Corona-Arbeitslosigkeit: Männer sind schlimmer betroffen

Wie viele Österreicher haben durch die Corona-Krise ihren Arbeitsplatz verloren und wie ist dabei das Geschlechterverhältnis? Es ist erstaunlich, wie einfach sich manche Publizisten und Interessensvertreter die Antwort machen. Ob aus Unwissenheit oder Absicht – Hauptsache scheint zu sein, eine überwiegende Frauenbetroffenheit konstruieren und daraus Forderungen ableiten zu können. Dabei wurde die tatsächliche Zahl der Gesamtbetroffenen um fast die Hälfte zu niedrig anzugeben. Außerdem belegen auch die letzten Zahlen vom August 2020, dass Männer beim Zuwachs der Arbeitslosen in der AMS-Statistik überwiegen.

Zunächst zur Anzahl der Corona-bedingt Arbeitslosen: Der vom ÖGB gemachte und von der Austria-Presse-Agentur Mitte Juli verbreitete Vergleich der Zahlen von Februar bis Juni 2020 ist ein "Äpfel-mit-Birnen-Vergleich", wie die von oppositioneller Seite der Untätigkeit geziehene Frauenministerin Susanne Raab richtig feststellte.

Denn speziell die Männerarbeitslosigkeit schwankt saisonal immer stark und verringert sich zum Sommer hin, sodass seriöserweise nur Vergleiche mit den jeweiligen Vorjahresmonaten herangezogen werden können.

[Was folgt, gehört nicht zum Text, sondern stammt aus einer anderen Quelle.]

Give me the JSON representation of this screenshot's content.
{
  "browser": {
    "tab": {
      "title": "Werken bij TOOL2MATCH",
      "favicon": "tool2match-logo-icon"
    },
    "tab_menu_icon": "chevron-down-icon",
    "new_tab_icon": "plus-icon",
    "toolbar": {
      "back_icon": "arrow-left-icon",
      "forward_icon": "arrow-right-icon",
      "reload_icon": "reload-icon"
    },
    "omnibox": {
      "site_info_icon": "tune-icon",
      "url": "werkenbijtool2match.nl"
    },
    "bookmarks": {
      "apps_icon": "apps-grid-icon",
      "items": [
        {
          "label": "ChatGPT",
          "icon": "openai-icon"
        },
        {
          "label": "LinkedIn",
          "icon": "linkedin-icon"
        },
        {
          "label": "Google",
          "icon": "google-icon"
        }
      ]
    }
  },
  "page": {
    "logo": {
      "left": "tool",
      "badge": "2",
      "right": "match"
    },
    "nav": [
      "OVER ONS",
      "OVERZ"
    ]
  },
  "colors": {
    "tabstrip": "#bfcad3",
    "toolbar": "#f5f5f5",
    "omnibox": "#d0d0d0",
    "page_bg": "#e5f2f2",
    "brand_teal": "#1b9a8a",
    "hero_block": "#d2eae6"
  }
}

Dies sieht auch Oliver Picek, Chef des Momentum-Institutes, so:

"Doch die Zahl der 'Corona-Arbeitslosen' dürfte insgesamt viel höher liegen, da eigentlich bei der Berechnung das Vorjahresniveau als Basis dienen müsste, wie Oliver Picek vom 'Momentum Institut' wissen lässt. So seien es ca. 117.000 'Corona-Arbeitslose' und nicht 64.146."

Vielleicht erschien der "Kontrast"-Redaktion des SPÖ-Parlamentsklubs die letzte Zahl denn doch zu niedrig, denn sie hängte wohl irrtümlich eine Null dazu und schrieb von 640.000 Gesamtbetroffenen, wovon 85 Prozent Frauen seien.

Falschbehauptungen entwickeln allerdings eine gewisse Eigendynamik, insbesondere wenn sie althergebrachten und immer wiederholten Vorurteilen entsprechen, wonach Frauen besonders benachteiligt seien. Offenbar ohne weiteres Recherchieren tauchte daher die 85-Prozent-Frauenanteil-Behauptung auch in den sogenannten Qualitätsmedien ("Presse", "Standard") auf, die selbst nach dem aufklärenden Pressegespräch der Frauenministerin vom 11. August ihren Glauben an die 85 Prozent bekräftigten. Im "Standard (online)" ebenso wie in der "Presse", die sich zudem weigerte, korrigierende Leserbriefe zu veröffentlichen. Auch die vorherige Replik der Frauenministerin im Interview mit dem "Standard" (10. August) hatte keine Einsicht zur Folge gehabt.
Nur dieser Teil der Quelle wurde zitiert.